That crowd includes those long commodities, short the dollar versus the euro and yen and those shorting bonds.
"If the dollar is to rise, there is no need for interest rates to rise in USA, or at least less so," said Browne. "If commodities were to fall, then there is no need for rates to rise in Europe. Less pressure on the periphery."
If bond yields fall, it means the consumer benefits on both sides on the Atlantic, said Browne.
"Equities we will grind higher over the summer. Corporate earnings are robust, valuations are cheap," he said.
Amid fears over a Greek restructuring, Browne said that unless Spain gets into trouble the problem will not derail the economy.
"The PIGS (Portugal, Ireland, Greece and Spain as the troubled euro countries were dubbed by investors) are too small to cause any real damage," he said. "Europe was always going to end up writing a check for Greece, it's just a case of how it's done. The cost for Greece will be a major asset sale, big European controls and lower wages."

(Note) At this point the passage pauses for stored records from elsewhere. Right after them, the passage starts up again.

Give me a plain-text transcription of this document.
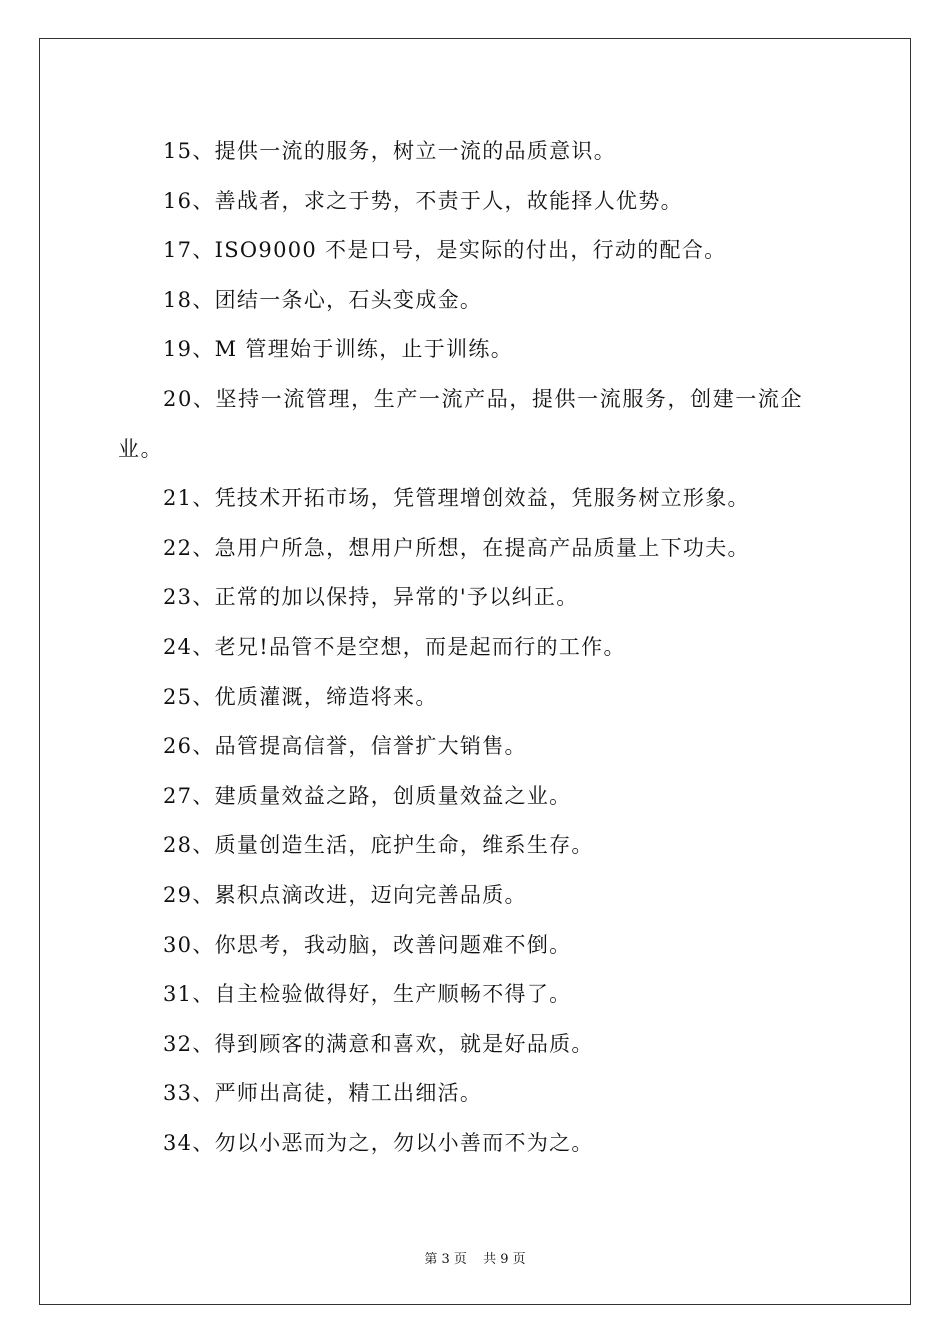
15、提供一流的服务，树立一流的品质意识。
16、善战者，求之于势，不责于人，故能择人优势。
17、ISO9000 不是口号，是实际的付出，行动的配合。
18、团结一条心，石头变成金。
19、M 管理始于训练，止于训练。
20、坚持一流管理，生产一流产品，提供一流服务，创建一流企业。
21、凭技术开拓市场，凭管理增创效益，凭服务树立形象。
22、急用户所急，想用户所想，在提高产品质量上下功夫。
23、正常的加以保持，异常的'予以纠正。
24、老兄!品管不是空想，而是起而行的工作。
25、优质灌溉，缔造将来。
26、品管提高信誉，信誉扩大销售。
27、建质量效益之路，创质量效益之业。
28、质量创造生活，庇护生命，维系生存。
29、累积点滴改进，迈向完善品质。
30、你思考，我动脑，改善问题难不倒。
31、自主检验做得好，生产顺畅不得了。
32、得到顾客的满意和喜欢，就是好品质。
33、严师出高徒，精工出细活。
34、勿以小恶而为之，勿以小善而不为之。
第 3 页 共 9 页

Germany, in Browne's view, will grow over three percent this year, in no small part due to exports to the rest of the euro zone.
"If last week wasn't the end of the inflation story, and inflation acts as a tax on consumers, then it will come soon," said Browne. "Watch out for firms that the market thinks have pricing power but don't...UK food retail would be a classic."
"Remember to be a bull is the least comfortable place to be, least consensus position out there," he said. "So it must be right. We are 70 percent long and have been buying."